Bertya oleifolia is a species of flowering plant in the family Euphorbiaceae and is endemic to eastern Australia. It is an erect shrub with linear to lance-shaped or narrowly elliptic leaves, separate male and female flowers, and elliptic capsules densely covered with star-shaped hairs.

==Description==
Bertya oleifolia is a shrub that typically grows to a height of up to 2.5 m, its young branchlets densely covered with white, star-shaped hairs. The leaves are linear to lance-shaped with the narrower end towards the base, or narrowly elliptic, 25–54 mm long and 2–8 mm wide with the edges curved dow or rolled under. Separate male and female flowers are borne on a peduncle up to 1.5 mm long, the male flowers 45 to 75 stamens. Female flowers are sessile, with narrowly egg-shaped sepals 3.3–4.5 mm long and a densely hairy ovary. Flowering occurs from May to November, and the fruit is elliptic, 6.9–8.5 mm long with a single seed.

==Taxonomy==
Bertya oleifolia was first formally described in 1845 by Jules Émile Planchon in Hooker's London Journal of Botany from specimens collected by Allan Cunningham. The specific epithet (oleifolia) means 'olive-tree leaved'.

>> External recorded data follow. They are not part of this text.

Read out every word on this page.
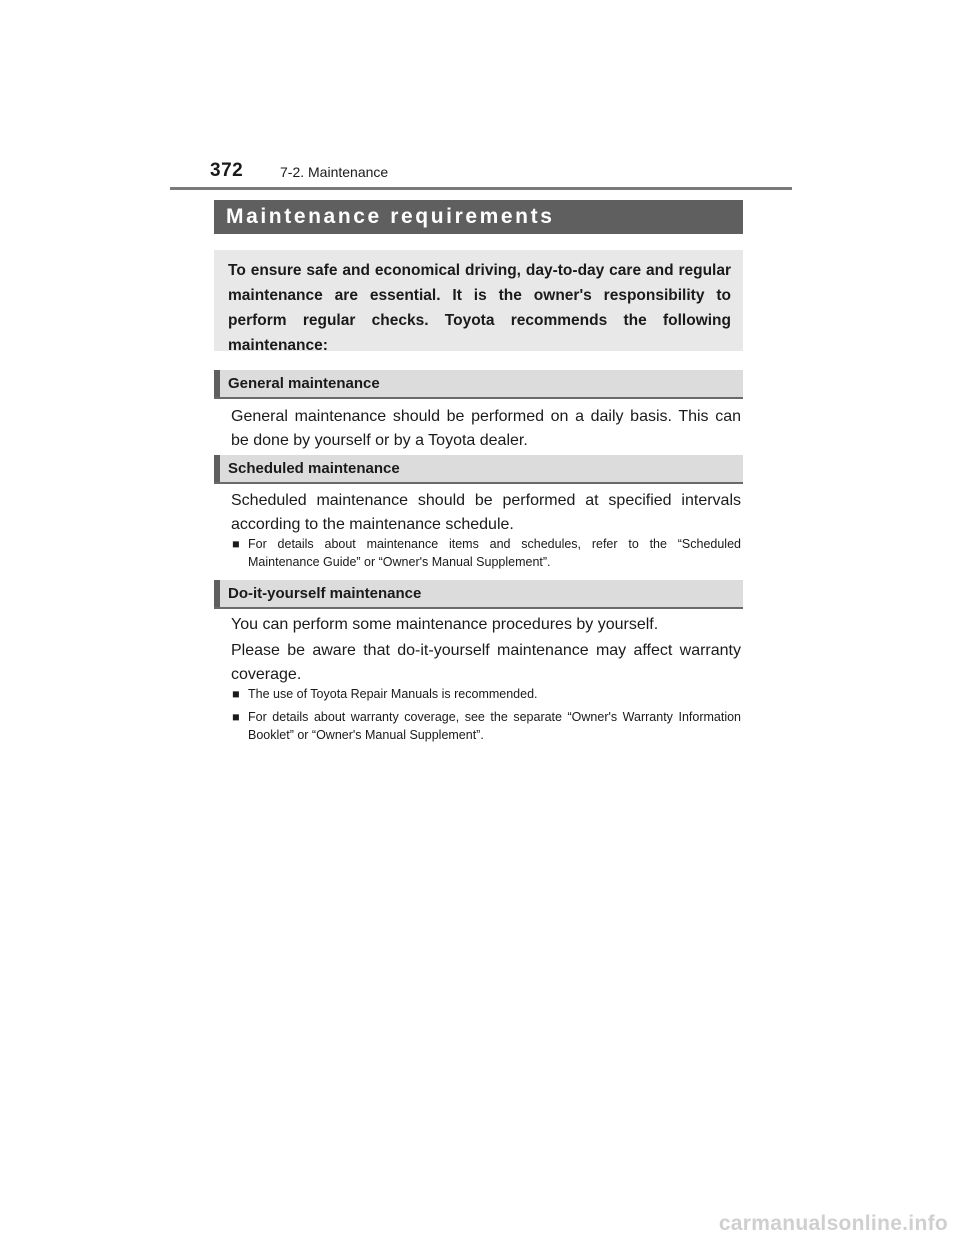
372	7-2. Maintenance
Maintenance requirements
To ensure safe and economical driving, day-to-day care and regular maintenance are essential. It is the owner's responsibility to perform regular checks. Toyota recommends the following maintenance:
General maintenance

General maintenance should be performed on a daily basis. This can be done by yourself or by a Toyota dealer.

Scheduled maintenance

Scheduled maintenance should be performed at specified intervals according to the maintenance schedule.

■ For details about maintenance items and schedules, refer to the “Scheduled Maintenance Guide” or “Owner's Manual Supplement”.

Do-it-yourself maintenance

You can perform some maintenance procedures by yourself.

Please be aware that do-it-yourself maintenance may affect warranty coverage.

■ The use of Toyota Repair Manuals is recommended.

■ For details about warranty coverage, see the separate “Owner's Warranty Information Booklet” or “Owner's Manual Supplement”.

carmanualsonline.info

==Distribution and habitat==
This species of Bertya grows on sandstone in shrubland, woodland and open forest, often in rocky places, between Jericho in Queensland and Ashford, in northern New South Wales, and between Rylstone and Nowra further south.

==Conservation status==
Bertya oleifolia is listed as of "least concern" under the Queensland Government Nature Conservation Act 1992.